Can such principles be taught? Maybe not. But most of them can be learned.
2
Simplicity
Clutter is the disease of American writing. We are a society strangling in unnecessary words, circular constructions, pompous frills and meaningless jargon.
Who can understand the clotted language of everyday American commerce: the memo, the corporation report, the business letter, the notice from the bank explaining its latest “simplified” statement? What member of an insurance or medical plan can decipher the brochure explaining his costs and benefits? What father or mother can put together a child’s toy from the instructions on the box? Our national tendency is to inflate and thereby sound important. The airline pilot who announces that he is presently anticipating experiencing considerable precipitation wouldn’t think of saying it may rain. The sentence is too simple— there must be something wrong with it.

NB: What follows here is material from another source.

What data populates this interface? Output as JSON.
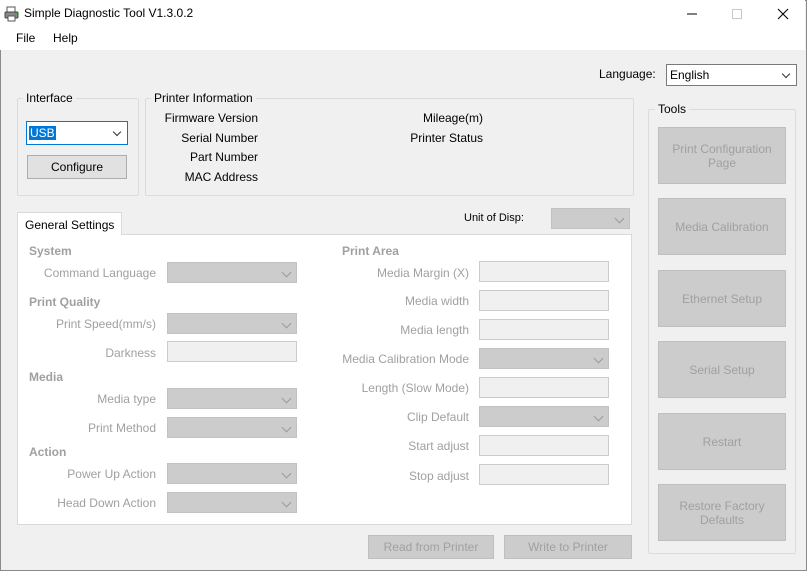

But the secret of good writing is to strip every sentence to its cleanest components. Every word that serves no function, every long word that could be a short word, every adverb that carries the same meaning that’s already in the verb, every passive construction that leaves the reader unsure of who is doing what—these are the thousand and one adulterants that weaken the strength of a sentence. And they usually occur in proportion to education and rank.
During the 1960s the president of my university wrote a letter to mollify the alumni after a spell of campus unrest. “You are probably aware,” he began, “that we have been experiencing very considerable potentially explosive expressions of dissatisfaction on issues only partially related.” He meant that the students had been hassling them about different things. I was far more upset by the president’s English than by the students’ potentially explosive expressions of dissatisfaction. I would have preferred the presidential approach taken by Franklin D. Roosevelt when he tried to convert into English his own government’s memos, such as this blackout order of 1942:
Such preparations shall be made as will completely obscure all Federal buildings and non-Federal buildings occupied by the Federal government during an air raid for any period of time from visibility by reason of internal
or external illumination.
“Tell them,” Roosevelt said, “that in buildings where they have to keep the work going to put something across the windows.”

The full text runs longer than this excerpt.